Learn from a comedian: innovation is about trying things out
“Sometimes innovation comes from funny places. For insight into how to balance creativity with the practicalities of commercialisation, we turn to a somewhat surprising source: the Marx Brothers, one of the world’s most famous comedy teams. Each one of the Marx Brother’s acts was developed in small pieces in the creative marketplace.
“It was developed by groping, trying out, grabbing at any material that offered itself. I was just kidding around one day, and started to walk funny,” Groucho Marx once wrote. The audience liked it, so I kept it in. I would try a line and leave it in too if it got a laugh. If it didn’t, I’d take it out and put in another. Pretty soon I had a character.”
Tony Davila et al, Making Innovation Work (2006)
Managers wondering how to make their organisations more innovative should look at Davila and company’s fine book on the subject. Not least because it contains many real-world examples of the sort excerpted here.
As a lifelong fan of the Marx Brothers (I loved them at age eight, I love them in my forties), I was delighted to read what Groucho Marx had to say about their famous act. What is he saying? That it’s not about innate creative talent or effortless idea-generation at all; innovation is all about hard graft and a willingness to try things out.
As the book explains, Groucho’s world-beating comic performances have enthralled many generations of viewers. They seem smooth, spontaneous and effortless – a natural comic genius, you might think. Groucho was indeed a genius, but not because he was born with it; he was a genius because he was willing to keep trying different things and improving his act bit by painful bit.
He also knew how to commercialise his ideas, by trying things out in the creative marketplace – stage shows, clubs, radio – and then taking them to the film world when the motion picture took off. In business, innovation is futile if it can’t be brought to market at a profit.
After much trying, fumbling, improvising – “Pretty soon I had a character”, said Groucho. If you substitute the word “character” with “strategy” you will see why I’m so keen on this story. In my experience, the best strategies are also formed in this way. They do not come from blinding flashes of brilliance, or epiphanies encountered during strategy retreats at Lake Naivasha. They come from acute observation of what the market likes, and from a systematic and disciplined process of trial and error.

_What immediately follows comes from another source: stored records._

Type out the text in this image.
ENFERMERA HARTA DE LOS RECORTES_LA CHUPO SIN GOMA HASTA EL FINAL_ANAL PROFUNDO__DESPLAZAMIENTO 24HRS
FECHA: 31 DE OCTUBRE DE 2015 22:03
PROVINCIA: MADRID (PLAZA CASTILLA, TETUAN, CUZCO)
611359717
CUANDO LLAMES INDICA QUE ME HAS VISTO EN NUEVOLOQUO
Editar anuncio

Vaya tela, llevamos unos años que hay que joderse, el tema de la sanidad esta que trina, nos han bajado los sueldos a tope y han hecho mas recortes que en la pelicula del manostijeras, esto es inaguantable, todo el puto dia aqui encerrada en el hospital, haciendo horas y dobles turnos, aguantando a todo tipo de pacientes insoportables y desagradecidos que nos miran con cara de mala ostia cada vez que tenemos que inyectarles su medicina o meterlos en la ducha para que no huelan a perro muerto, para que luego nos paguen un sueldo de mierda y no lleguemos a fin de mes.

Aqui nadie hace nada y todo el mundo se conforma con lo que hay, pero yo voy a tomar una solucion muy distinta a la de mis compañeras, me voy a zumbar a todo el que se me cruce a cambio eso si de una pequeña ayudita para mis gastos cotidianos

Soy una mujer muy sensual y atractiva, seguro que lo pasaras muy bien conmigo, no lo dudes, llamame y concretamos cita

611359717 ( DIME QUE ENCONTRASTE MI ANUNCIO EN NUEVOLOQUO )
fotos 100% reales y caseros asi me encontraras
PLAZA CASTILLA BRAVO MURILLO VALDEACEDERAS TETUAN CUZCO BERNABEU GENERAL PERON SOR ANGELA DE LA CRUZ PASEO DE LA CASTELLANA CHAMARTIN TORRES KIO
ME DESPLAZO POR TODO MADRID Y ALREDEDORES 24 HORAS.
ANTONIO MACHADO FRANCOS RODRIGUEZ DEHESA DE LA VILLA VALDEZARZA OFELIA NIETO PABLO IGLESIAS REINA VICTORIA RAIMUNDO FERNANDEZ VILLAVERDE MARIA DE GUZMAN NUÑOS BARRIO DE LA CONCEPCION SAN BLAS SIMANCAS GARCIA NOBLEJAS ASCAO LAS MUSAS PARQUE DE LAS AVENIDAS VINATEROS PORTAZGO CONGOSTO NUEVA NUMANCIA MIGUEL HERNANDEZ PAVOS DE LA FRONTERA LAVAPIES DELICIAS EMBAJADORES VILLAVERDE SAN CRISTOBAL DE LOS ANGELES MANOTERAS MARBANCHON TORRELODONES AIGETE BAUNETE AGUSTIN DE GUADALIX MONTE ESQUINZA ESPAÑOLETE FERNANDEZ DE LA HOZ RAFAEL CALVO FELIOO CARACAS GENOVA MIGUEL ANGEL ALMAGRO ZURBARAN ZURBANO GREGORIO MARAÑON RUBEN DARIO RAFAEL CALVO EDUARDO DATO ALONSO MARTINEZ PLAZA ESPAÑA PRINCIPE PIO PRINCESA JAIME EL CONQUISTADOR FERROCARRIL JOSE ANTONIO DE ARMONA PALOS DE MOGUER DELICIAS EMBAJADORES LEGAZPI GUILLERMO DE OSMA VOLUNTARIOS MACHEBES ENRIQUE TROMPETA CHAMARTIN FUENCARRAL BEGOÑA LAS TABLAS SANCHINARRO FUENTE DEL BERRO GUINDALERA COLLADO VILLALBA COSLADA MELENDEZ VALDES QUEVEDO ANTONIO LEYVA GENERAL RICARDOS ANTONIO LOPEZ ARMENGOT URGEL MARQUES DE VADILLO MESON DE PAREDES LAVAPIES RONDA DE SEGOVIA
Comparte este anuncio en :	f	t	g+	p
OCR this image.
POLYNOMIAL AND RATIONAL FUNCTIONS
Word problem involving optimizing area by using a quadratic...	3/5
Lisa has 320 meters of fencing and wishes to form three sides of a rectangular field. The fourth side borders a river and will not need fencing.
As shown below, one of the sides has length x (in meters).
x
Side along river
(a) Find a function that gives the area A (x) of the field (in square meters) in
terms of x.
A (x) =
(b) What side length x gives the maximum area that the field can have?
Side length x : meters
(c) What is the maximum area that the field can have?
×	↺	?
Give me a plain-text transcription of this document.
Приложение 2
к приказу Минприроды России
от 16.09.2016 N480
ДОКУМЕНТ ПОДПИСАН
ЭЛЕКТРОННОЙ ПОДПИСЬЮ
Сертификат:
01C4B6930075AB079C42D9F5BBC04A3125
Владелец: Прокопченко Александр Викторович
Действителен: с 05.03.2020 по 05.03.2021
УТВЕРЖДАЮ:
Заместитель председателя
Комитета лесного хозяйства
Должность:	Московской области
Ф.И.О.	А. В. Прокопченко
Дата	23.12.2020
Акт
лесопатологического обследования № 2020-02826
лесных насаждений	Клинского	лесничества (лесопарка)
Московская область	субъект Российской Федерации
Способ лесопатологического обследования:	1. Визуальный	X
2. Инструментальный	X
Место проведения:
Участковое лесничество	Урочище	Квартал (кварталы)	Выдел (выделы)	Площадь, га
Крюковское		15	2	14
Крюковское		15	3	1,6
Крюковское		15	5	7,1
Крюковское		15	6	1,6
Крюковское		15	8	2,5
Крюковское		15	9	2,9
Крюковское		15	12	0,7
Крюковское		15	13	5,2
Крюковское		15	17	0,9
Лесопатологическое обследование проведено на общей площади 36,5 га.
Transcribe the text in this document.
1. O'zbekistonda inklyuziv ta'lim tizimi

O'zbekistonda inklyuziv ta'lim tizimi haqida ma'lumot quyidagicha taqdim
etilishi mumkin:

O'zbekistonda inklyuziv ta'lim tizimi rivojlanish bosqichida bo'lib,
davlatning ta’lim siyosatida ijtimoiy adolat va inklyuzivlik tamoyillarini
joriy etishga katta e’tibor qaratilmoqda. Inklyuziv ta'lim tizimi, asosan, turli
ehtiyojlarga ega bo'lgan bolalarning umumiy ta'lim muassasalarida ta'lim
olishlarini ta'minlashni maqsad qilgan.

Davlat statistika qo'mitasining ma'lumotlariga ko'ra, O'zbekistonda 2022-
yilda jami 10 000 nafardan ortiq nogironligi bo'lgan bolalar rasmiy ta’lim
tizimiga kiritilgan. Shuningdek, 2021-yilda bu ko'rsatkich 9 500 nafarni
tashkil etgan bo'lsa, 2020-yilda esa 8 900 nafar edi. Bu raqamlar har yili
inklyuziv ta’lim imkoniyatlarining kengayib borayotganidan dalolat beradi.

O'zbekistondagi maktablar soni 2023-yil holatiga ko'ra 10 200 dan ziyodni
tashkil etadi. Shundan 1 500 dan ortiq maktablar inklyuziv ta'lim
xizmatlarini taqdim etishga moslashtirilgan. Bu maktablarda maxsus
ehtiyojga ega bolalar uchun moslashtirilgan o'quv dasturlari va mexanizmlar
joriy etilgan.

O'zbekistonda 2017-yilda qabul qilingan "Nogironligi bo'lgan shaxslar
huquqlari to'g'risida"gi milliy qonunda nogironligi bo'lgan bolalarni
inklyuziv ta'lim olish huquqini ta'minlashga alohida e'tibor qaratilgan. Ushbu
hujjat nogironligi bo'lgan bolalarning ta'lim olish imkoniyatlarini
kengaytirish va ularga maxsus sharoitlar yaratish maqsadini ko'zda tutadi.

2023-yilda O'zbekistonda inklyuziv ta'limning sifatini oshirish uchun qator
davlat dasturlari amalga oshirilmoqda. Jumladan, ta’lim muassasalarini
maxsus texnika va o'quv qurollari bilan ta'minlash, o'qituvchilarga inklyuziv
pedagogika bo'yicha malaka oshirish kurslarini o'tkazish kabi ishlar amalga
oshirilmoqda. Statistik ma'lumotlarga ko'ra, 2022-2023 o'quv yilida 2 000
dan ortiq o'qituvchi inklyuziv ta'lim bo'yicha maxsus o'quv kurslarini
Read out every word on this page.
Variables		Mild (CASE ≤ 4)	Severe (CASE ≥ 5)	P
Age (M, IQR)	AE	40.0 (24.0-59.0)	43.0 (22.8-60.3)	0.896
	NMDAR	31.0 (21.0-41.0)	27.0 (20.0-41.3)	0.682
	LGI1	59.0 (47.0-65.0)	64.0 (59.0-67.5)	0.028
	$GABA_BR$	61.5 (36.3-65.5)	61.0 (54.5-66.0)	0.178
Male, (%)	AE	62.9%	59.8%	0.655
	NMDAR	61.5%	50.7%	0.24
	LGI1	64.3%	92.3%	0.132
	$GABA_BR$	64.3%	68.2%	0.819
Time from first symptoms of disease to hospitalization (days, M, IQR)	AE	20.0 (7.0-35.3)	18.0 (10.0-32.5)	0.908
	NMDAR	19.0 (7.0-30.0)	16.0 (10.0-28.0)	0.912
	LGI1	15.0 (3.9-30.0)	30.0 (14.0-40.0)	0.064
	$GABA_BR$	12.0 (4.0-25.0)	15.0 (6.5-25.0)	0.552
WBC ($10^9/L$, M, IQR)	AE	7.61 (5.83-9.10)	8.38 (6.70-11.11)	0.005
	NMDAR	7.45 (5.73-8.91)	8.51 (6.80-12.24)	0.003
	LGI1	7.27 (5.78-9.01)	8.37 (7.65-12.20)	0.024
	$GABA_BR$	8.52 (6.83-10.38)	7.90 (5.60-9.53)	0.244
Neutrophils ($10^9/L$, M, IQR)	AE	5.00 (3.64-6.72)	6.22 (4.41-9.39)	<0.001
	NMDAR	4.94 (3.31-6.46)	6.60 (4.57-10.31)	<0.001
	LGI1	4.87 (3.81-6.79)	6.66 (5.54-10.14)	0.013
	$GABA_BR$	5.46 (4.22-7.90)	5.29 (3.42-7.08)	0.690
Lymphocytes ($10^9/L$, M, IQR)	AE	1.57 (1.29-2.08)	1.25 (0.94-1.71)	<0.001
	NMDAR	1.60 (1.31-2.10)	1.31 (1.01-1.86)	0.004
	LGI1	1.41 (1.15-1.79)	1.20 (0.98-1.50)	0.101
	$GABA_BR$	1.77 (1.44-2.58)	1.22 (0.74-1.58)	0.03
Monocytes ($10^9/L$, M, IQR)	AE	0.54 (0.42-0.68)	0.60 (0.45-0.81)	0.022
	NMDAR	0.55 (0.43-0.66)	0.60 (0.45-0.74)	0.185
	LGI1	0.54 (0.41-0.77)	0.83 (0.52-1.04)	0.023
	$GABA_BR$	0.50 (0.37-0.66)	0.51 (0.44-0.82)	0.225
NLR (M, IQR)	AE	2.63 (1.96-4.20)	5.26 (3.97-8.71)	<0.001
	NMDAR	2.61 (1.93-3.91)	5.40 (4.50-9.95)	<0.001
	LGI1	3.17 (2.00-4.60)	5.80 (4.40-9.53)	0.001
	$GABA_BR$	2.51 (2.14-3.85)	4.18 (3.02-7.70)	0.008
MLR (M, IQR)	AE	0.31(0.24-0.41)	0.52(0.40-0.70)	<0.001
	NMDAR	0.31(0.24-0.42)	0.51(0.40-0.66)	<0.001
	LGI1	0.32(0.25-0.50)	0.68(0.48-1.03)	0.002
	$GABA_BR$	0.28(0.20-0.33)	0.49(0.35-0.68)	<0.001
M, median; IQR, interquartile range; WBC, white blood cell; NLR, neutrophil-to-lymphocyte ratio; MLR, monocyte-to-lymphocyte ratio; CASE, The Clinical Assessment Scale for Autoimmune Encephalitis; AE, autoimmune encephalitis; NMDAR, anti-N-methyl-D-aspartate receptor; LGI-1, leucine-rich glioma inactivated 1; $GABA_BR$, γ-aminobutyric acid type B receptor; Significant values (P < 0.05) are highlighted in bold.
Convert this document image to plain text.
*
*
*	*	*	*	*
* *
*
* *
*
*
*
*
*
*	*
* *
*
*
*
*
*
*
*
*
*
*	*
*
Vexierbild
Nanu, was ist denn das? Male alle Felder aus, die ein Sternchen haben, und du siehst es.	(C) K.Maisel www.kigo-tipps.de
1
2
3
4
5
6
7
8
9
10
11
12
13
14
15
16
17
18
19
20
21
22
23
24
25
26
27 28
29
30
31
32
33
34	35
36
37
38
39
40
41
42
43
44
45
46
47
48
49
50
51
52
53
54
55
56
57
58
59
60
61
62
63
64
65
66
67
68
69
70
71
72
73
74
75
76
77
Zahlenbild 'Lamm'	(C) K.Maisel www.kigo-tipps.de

So try stuff out, people. Don’t pretend that you can get it all right first time, or that you have a beautifully refined strategy. That strategy document sitting on your shelf, which you show so proudly to visitors, is a piece of fiction. You can’t plan out the world ahead – you can only prepare for it and take advantage of it. Companies would be far better off if they learned to focus on a few essential things: values, positioning, big goals.
Innovative strategies are the result of many burned fingers, failed projects and trashed ideas. Life’s like that. It’s painful and annoying. But those who persist emerge victorious. Most importantly, ideas need to be tested in the marketplace. That’s what Groucho Marx was doing: trying ideas out on his customers, and refining and polishing them until he had something sublime.
Groucho Marx, comic genius and word twister, always had the last word. Let’s give it to him here as well: “Those are my principles, and if you don’t like them…well, I have others.”